Élisabeth gardait le silence ainsi que M. Temple. C’était la première fois qu’elle entrait dans la maison depuis la mort de sa mère, et cette circonstance rappelait vivement au père et à la fille la perte qu’ils avaient faite.

Cependant les lustres et les girandoles furent garnis de chandelles par les domestiques, revenus enfin de leur surprise ; ils les allumèrent sans délai, et, au bout de quelques instants, l’appartement se trouva parfaitement illuminé.

Toute la compagnie commença alors à se débarrasser des vêtements additionnels que chacun avait pris pour se garantir du froid, et Remarquable Pettibone s’approcha d’Élisabeth, en apparence pour recevoir les habillements qu’elle quittait, mais en réalité pour examiner, avec une curiosité qui n’était pas sans quelque mélange de jalousie, l’air et la tournure de la jeune personne qui venait la supplanter dans l’administration intérieure de la maison.
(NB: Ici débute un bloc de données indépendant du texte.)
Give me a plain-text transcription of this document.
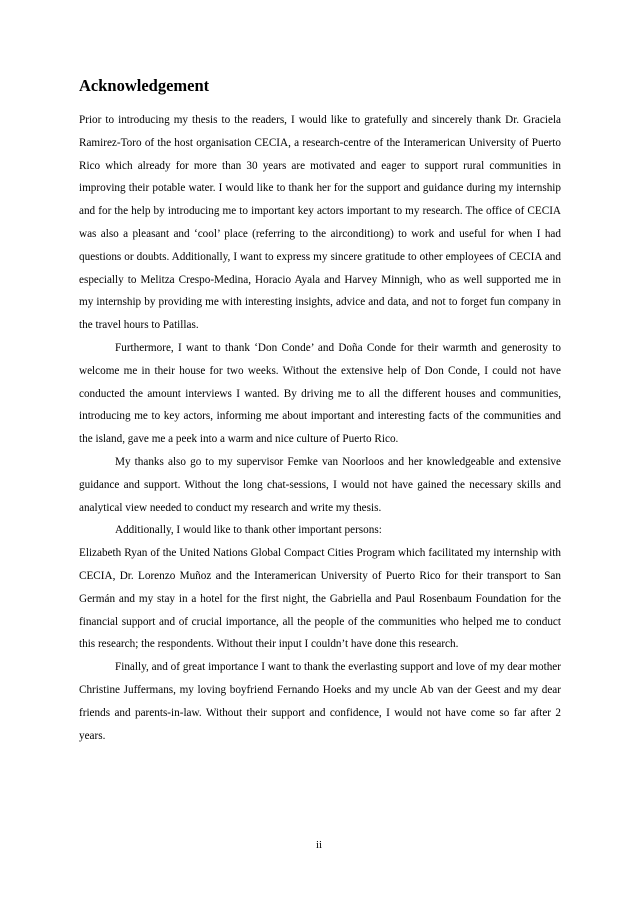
Acknowledgement

Prior to introducing my thesis to the readers, I would like to gratefully and sincerely thank Dr. Graciela Ramirez-Toro of the host organisation CECIA, a research-centre of the Interamerican University of Puerto Rico which already for more than 30 years are motivated and eager to support rural communities in improving their potable water. I would like to thank her for the support and guidance during my internship and for the help by introducing me to important key actors important to my research. The office of CECIA was also a pleasant and ‘cool’ place (referring to the airconditiong) to work and useful for when I had questions or doubts. Additionally, I want to express my sincere gratitude to other employees of CECIA and especially to Melitza Crespo-Medina, Horacio Ayala and Harvey Minnigh, who as well supported me in my internship by providing me with interesting insights, advice and data, and not to forget fun company in the travel hours to Patillas.

Furthermore, I want to thank ‘Don Conde’ and Doña Conde for their warmth and generosity to welcome me in their house for two weeks. Without the extensive help of Don Conde, I could not have conducted the amount interviews I wanted. By driving me to all the different houses and communities, introducing me to key actors, informing me about important and interesting facts of the communities and the island, gave me a peek into a warm and nice culture of Puerto Rico.

My thanks also go to my supervisor Femke van Noorloos and her knowledgeable and extensive guidance and support. Without the long chat-sessions, I would not have gained the necessary skills and analytical view needed to conduct my research and write my thesis.

Additionally, I would like to thank other important persons:

Elizabeth Ryan of the United Nations Global Compact Cities Program which facilitated my internship with CECIA, Dr. Lorenzo Muñoz and the Interamerican University of Puerto Rico for their transport to San Germán and my stay in a hotel for the first night, the Gabriella and Paul Rosenbaum Foundation for the financial support and of crucial importance, all the people of the communities who helped me to conduct this research; the respondents. Without their input I couldn’t have done this research.

Finally, and of great importance I want to thank the everlasting support and love of my dear mother Christine Juffermans, my loving boyfriend Fernando Hoeks and my uncle Ab van der Geest and my dear friends and parents-in-law. Without their support and confidence, I would not have come so far after 2 years.

ii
Ce dernier sentiment ne s’effaça point quand sa jeune maîtresse eut ôté successivement son grand manteau, un ou deux châles, et le grand capuchon noir qui, en tombant, fit voir des boucles de longs cheveux noirs, brillants comme l’aile du corbeau. Rien n’était plus beau que son front. Son nez aurait été parfaitement grec, sans une légère courbure qui n’en diminuait la régularité que pour lui donner un nouveau charme. Sa bouche, à la première vue, ne semblait faite que pour l’amour ; mais dès que ses lèvres s’entr’ouvraient, on admirait combien l’accent de sa voix avait d’aisance, de grâce et de dignité. Sa physionomie charmante n’avait pas un moindre attrait ; elle était l’image vivante de sa mère, et tenait d’elle une taille avantageuse, sans être trop grande, un embonpoint assez remarquable pour son âge, et la parfaite symétrie de tous ses membres. Elle lui devait aussi des sourcils bien arqués, des yeux pleins de feu, et les longs cils qui les bordaient. Il y avait aussi dans sa physionomie l’expression de celle de son père ; elle était naturellement pleine de douceur et de bienveillance, mais elle pouvait s’animer, et c’était alors une beauté imposante.

Lorsqu’elle eut ôté son dernier châle, elle resta couverte d’une robe à monter à cheval, du plus beau drap bleu, qui flattait encore sa taille ; ses joues donnaient naissance à des roses que la chaleur de la salle ne rendait que plus vives, et ses yeux encore un peu humides, par suite du froid qu’elle avait éprouvé pendant le voyage, n’en brillaient qu’avec plus d’éclat.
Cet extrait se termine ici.